Railroad conductor is a sculptor of an unusual sort
By Tim Leeds
There are some special bugs in the yard of Cory and Charlotte Holmes.
They are metal bugs that Cory Holmes has built over the past few years, forging and welding them in his spare time.
Holmes said that over the last three years or so he has built about 70 metal sculptures. Some are sculptures of people, but most are of bugs. The bugs include spiders, centipedes, weevils, butterflies, beetles and ants.
"Lots of ants," he said.
Twenty or 30 years ago Holmes took a class in metal sculpture at Northern Montana College, and enjoyed working in the medium. A few years ago he was building a 2,700-foot wrought iron fence around his property, and began making sculptures out of the leftover scraps. Holmes said he started by sculpting spiders to hide in his wife's garden to scare her.
"Because bored people would do strange things," he said.
Pretty soon people were stopping by his yard, looking at the sculptures and wanting to buy them. Of the 70 or so sculptures he has made, he said, he has sold about 50. He started showing them in art shows and also sells them over the Internet, including auctions on eBay. Some of his work is in a gallery in Whitefish.
Larry and Connie Lund of North Havre bought two of Holmes' pieces and use them as lawn ornaments.
"But I'm anxious to get back and get some more," Larry Lund said. "I've always been so impressed with his imagination."
Lund said Holmes' talent shows in his ability to forge and weld the pieces. He said the realism is amazing.
Holmes has now sold pieces in 13 states, as far away as Massachusetts, and is packaging a sculpture of a wolf spider right now to ship to Mississippi.
"Which is the epicenter, incidentally, for brown recluse spiders," he said.
He said he has standing orders to make more of the sculptures, but he's just making the pieces one at a time.
"I started this for fun and I don't want it to eat me alive," he said.
Holmes has an extensive photographic display of his sculptures on the Internet. He has a section entitled "iamasculptor" on Excite's Webshots site. Surfers can view his "Army Ant," wearing a helmet and manning a machine gun, or "Ant Walking Roach," "Jitterbuggers" and "Gear Weevil" and other insects, as well as more traditional sculptures like "Iron Cowboy on a Horse o' Steel" or "Armored Charger."
Holmes, who has worked as a conductor for the Burlington Northern and Burlington Northern Santa Fe railways for 23 years, said his sculpting is generally a wintertime activity.
"It's generally not that much fun to be outside in January or February," he said.
The time it takes to make a sculpture, and the price he charges for it, depends on the size and intricacy of the piece and the process and materials used to make it. He said, for example, it is impossible to weld brass to steel and difficult to weld cast iron very well at all.
Holmes said he choses the pieces he uses to make his sculptures because of their unique shape or appearance.
"Occasionally I'll find a part and I'll say, I see a bug here,'" he said.
Antique parts often have the perfect shape for his work.

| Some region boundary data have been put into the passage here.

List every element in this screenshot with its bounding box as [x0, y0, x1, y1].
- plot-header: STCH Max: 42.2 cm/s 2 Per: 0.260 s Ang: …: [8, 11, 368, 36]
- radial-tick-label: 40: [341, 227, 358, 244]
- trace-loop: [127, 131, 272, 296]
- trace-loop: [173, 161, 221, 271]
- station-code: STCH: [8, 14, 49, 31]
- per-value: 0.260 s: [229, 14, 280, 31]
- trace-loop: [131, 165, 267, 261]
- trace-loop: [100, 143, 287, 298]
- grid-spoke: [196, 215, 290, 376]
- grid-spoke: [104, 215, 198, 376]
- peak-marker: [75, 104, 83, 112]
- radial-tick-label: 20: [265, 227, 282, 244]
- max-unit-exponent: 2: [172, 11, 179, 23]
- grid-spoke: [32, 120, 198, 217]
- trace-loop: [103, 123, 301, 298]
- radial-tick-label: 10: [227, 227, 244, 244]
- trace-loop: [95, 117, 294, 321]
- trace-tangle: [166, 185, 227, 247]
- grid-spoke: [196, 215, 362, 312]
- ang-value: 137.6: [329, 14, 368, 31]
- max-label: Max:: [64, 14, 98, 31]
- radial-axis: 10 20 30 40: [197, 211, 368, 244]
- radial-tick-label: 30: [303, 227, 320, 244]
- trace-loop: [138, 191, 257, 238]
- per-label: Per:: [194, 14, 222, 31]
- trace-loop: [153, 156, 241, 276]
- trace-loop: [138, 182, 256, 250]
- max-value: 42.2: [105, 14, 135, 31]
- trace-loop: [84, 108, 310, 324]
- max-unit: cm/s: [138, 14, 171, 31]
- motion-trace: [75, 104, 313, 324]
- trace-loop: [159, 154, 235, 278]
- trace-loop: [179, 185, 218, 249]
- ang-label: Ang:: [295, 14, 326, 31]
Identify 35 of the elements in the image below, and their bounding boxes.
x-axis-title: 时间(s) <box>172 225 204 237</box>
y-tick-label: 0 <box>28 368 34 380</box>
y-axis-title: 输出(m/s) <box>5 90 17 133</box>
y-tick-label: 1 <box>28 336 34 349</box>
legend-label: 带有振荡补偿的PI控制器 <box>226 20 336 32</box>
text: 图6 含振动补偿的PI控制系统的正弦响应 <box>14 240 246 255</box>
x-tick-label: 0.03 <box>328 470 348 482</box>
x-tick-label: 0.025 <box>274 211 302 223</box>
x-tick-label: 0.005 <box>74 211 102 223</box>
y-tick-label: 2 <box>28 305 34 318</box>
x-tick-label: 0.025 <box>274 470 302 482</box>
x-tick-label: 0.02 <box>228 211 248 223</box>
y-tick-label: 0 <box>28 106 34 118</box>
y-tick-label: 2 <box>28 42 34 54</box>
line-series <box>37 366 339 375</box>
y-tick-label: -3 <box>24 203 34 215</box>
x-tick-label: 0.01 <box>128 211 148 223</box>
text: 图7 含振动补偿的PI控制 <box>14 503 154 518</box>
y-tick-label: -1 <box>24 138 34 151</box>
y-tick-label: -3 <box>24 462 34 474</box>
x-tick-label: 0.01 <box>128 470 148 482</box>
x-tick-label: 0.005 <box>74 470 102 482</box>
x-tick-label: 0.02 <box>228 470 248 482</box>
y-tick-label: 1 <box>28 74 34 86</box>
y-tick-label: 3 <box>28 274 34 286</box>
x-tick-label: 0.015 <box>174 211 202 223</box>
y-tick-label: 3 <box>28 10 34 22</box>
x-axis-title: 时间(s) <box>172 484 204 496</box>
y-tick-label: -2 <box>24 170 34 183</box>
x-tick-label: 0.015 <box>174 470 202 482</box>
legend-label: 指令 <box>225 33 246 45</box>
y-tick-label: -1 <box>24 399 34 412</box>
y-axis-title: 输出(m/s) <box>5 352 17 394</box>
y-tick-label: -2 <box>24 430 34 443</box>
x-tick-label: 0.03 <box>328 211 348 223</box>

Most of the teeth on his spider sculptures, for example, are made from the sickle teeth from an 1800s horse-drawn combine.
Using antique or weathered metal causes its own problems. Holmes said the pieces have to be prepared, polished and shined before they will hold a good weld. The preparation time generally takes longer than the welding time.
"It's frustrating, not as fun," he said.
The medium Holmes uses is called "direct metal sculpture."
"I take the metal and hand-fashion and forge these things," he said. He said it's also considered "outside art" because it is outside of the general realm of fine art, such as painting or sketches.
Holmes said the medium is outside more traditional metal sculpture as well. From the Greeks and Romans to modern Europeans, he said, artists usually first make a model, generally out of clay or wax, then make a mold from the model. The artist pours molten metal into the mold to make the cast metal sculpture.
Holmes said it took a long time to get the equipment and facilities he needed to do the work he does now. He has quite a selection of equipment and parts in his garage and shop, including a couple of partially completed larger projects.
"What I'm building these for is with an eye to put in museums might be kind of a lofty event to aim for," he said.
One of the pieces is a metal saxophone player, about 5 feet tall, followed by six spiders, each about 3 feet in size.
"It's going to be the Spied Piper,'" Holmes said.
The other will be about 38 feet long when completed. The sculpture will be of an 1885 Wells Fargo Heavy Concord stagecoach pulled by six spiders in harness, with a praying mantis holding a flyswatter as the coachman.
Holmes said his work isn't limited to sculpture.
"Actually, I'm writing a book, a children's book for adults which is interesting, don't you think? This one has some strange bends and flips in it," he said.
He said he still has about 2,200 to 2,300 feet to go on the wroughtiron fence, too.
"It's kind of an epic, ongoing many-year project," he said.